I’m having a go at conveying these things in writing about a relatively infantile problem in number theory. It’s a challenge – I keep on slipping into mathematical-paper mode – but rewarding when it works.

10. Joerg Liesen Says:

Dear Timothy,

I have a comment/question concerning the history of the subject. In your blog you speak of the “Steinitz” exchange theorem. Terence Tao uses the same name in his blog, so it seems that this is the common name for this result. Do you know how this name got attached to this result? Who used this name first?
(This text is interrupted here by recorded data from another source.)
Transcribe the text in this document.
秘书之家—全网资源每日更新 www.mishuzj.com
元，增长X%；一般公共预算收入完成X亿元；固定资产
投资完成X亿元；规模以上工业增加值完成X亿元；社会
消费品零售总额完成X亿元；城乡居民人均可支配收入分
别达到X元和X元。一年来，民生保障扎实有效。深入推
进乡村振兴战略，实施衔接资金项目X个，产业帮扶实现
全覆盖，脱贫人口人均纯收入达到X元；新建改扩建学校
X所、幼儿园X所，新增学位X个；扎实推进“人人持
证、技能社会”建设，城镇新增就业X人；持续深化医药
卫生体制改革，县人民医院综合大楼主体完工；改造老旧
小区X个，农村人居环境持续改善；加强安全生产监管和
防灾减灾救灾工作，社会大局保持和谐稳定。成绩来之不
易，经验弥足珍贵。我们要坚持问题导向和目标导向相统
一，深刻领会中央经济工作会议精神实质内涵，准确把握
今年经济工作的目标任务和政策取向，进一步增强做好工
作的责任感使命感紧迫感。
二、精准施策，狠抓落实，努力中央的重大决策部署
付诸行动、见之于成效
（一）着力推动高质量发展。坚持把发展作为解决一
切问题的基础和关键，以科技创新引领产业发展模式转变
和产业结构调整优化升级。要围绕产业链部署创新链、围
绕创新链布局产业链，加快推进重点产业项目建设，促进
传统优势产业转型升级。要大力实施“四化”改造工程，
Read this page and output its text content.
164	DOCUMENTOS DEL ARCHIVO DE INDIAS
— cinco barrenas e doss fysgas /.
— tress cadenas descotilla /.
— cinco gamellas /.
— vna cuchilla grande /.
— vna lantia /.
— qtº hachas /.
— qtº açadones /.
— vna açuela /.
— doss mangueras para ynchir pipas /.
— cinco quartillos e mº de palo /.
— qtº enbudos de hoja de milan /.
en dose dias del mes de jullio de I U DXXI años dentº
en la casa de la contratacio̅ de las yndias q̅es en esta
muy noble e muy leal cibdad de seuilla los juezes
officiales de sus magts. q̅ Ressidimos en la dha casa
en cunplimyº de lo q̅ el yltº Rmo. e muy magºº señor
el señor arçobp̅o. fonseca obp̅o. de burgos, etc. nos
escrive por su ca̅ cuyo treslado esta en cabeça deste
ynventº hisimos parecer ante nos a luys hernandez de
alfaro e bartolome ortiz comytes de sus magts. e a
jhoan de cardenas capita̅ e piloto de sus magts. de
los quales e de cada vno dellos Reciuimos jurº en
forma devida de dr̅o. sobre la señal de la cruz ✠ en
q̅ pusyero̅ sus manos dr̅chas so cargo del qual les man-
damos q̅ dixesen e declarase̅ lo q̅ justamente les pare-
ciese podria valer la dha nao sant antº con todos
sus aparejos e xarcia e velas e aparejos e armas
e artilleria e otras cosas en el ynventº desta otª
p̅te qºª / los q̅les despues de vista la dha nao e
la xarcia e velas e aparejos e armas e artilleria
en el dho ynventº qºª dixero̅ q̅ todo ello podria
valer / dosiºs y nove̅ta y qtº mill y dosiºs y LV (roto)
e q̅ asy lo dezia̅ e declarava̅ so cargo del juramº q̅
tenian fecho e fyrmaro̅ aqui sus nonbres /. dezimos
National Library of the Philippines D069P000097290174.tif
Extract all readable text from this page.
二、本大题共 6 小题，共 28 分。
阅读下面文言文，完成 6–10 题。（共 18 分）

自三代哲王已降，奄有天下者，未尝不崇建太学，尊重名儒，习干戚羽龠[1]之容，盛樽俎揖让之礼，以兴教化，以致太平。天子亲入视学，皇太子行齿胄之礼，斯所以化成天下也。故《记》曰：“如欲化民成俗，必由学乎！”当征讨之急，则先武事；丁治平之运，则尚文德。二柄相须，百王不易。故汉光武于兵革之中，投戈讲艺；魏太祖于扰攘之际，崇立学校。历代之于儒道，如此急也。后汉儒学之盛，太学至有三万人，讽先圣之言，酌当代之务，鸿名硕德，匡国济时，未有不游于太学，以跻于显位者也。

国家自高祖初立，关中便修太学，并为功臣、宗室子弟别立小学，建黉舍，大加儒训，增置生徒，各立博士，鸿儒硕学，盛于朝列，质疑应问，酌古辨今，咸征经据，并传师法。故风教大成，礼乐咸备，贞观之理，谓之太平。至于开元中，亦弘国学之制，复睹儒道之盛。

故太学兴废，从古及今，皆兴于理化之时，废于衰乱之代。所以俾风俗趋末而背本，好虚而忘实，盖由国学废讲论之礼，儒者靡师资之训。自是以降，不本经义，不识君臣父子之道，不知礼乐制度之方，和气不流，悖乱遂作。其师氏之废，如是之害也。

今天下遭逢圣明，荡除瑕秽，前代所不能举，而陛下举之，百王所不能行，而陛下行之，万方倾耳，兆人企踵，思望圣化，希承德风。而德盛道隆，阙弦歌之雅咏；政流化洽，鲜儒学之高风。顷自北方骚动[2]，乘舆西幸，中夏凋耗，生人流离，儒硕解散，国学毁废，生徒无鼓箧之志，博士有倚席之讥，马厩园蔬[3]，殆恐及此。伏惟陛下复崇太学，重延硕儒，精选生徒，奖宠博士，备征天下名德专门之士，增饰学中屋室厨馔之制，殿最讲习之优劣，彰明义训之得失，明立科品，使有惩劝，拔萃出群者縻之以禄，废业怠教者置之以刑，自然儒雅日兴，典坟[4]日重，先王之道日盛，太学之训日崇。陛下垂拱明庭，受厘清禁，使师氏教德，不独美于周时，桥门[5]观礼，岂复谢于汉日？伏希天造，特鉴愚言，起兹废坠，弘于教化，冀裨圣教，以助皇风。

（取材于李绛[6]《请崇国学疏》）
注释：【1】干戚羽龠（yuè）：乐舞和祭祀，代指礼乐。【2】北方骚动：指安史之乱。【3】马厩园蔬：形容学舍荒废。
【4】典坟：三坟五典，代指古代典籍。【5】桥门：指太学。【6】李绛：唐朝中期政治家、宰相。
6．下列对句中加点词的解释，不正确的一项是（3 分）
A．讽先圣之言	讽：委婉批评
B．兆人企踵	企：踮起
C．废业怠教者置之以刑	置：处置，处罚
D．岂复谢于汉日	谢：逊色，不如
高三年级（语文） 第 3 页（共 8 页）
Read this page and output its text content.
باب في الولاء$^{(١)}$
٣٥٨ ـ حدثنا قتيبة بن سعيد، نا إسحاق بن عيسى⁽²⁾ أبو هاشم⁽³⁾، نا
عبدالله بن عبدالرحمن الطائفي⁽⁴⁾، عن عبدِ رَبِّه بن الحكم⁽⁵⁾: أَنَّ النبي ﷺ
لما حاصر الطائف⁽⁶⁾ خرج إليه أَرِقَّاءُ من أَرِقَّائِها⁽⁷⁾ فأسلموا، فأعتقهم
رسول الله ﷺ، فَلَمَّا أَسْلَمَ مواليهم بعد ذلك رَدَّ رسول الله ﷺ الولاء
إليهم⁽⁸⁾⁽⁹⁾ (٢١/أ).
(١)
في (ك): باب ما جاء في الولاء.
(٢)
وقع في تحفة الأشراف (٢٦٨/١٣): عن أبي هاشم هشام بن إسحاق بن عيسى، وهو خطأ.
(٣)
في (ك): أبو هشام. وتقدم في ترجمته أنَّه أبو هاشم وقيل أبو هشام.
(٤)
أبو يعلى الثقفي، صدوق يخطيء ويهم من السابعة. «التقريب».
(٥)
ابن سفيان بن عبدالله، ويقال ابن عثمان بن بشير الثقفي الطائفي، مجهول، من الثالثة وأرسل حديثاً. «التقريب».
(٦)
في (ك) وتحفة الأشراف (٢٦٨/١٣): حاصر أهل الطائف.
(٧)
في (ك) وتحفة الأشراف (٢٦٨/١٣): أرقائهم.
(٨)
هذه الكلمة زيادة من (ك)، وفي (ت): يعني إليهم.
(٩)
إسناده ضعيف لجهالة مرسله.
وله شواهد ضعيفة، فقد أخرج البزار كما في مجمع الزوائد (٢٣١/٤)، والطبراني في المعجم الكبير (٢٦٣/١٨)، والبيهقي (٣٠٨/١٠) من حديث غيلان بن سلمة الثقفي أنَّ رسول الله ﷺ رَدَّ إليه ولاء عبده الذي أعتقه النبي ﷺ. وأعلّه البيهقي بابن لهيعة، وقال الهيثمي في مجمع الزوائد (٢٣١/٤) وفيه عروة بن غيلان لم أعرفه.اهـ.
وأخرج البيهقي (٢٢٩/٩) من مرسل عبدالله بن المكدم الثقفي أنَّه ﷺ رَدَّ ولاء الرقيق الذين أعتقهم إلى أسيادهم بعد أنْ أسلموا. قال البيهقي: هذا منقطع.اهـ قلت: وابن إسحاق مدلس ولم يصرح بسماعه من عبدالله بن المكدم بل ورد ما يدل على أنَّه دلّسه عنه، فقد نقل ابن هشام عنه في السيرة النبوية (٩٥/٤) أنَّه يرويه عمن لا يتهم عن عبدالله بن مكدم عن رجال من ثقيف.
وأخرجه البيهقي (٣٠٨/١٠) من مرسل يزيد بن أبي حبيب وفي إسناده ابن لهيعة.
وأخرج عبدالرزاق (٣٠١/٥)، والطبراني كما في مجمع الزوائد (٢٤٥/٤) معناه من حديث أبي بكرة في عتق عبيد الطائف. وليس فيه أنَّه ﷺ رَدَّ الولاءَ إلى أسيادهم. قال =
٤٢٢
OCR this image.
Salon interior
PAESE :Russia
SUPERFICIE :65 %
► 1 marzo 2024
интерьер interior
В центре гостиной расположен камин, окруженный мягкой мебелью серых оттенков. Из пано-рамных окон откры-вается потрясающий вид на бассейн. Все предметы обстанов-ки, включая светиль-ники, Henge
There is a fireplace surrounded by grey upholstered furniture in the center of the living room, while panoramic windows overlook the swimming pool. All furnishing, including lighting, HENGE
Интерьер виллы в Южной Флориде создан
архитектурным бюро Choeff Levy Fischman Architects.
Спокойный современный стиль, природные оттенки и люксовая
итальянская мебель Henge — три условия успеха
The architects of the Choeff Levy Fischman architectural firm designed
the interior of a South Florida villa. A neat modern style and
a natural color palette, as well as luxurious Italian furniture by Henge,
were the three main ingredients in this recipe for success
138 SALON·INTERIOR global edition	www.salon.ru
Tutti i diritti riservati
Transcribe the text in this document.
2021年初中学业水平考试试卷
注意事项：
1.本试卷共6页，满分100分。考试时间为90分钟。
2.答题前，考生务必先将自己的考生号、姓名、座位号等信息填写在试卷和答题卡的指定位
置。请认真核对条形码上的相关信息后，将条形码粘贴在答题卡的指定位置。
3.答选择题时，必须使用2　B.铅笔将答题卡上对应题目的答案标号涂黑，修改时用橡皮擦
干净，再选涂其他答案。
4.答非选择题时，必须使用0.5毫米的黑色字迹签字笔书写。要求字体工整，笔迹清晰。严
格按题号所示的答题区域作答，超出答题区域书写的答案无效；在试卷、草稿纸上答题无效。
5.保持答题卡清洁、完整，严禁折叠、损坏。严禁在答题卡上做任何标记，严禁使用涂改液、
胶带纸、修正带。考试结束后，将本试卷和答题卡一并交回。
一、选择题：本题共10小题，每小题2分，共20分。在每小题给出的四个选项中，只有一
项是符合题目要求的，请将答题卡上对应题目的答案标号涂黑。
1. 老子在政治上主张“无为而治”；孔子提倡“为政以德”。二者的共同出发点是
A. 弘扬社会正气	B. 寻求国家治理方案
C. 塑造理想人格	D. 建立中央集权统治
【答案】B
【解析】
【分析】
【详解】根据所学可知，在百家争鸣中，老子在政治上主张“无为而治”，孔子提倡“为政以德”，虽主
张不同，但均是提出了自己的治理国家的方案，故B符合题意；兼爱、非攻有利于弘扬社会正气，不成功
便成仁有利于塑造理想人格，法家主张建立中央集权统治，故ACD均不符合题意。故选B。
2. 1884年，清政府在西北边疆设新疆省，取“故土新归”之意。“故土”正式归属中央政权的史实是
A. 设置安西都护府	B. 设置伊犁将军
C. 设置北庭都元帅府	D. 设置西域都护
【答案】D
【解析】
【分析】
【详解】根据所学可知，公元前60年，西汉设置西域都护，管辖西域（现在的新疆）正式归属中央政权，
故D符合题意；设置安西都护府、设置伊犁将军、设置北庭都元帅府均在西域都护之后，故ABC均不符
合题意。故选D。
The result of Ernst Steinitz (1871-1928) was published 1913 in Crelles Journal. There he writes that (rough translation follows) “the basics of n-dimensional geometry could have been assumed as well known, but I prefer to rederive them here.” Apparently, the result was already known to Steinitz. Indeed, the result — in almost the exact form as in your blog — already appears in Hermann Grassmann’s Ausdehnungslehre of 1862, a book that was completed in the summer of 1861, i.e. 10 years before Steinitz was born. Steinitz does not cite Grassmann, which is fortunate for him, as now the result is known under his name.

11. gowers Says:

I’m afraid I just tend to use the standard names for things and don’t look into the history. But it’s always interesting to hear from people who do know about it. To make up (partially at any rate) for my laziness in this respect, when I give lectures I tell people that a good rule of thumb is that if somebody’s name is attached to a result (at least if the result is sufficiently simple) then they probably weren’t the first person to prove it. I’ve always wondered how Vandermonde’s theorem came to be known as that: if only all theorems were as easy to obtain …

12. Mark Meckes Says:

Regarding names, I’ve always found it curious that almost every mention of Burnside’s lemma seems to be accompanied by the comment that it wasn’t first proved by Burnside. Given that the same is true of most results with a person’s name attached, I don’t understand why Burnside is singled out for such abuse.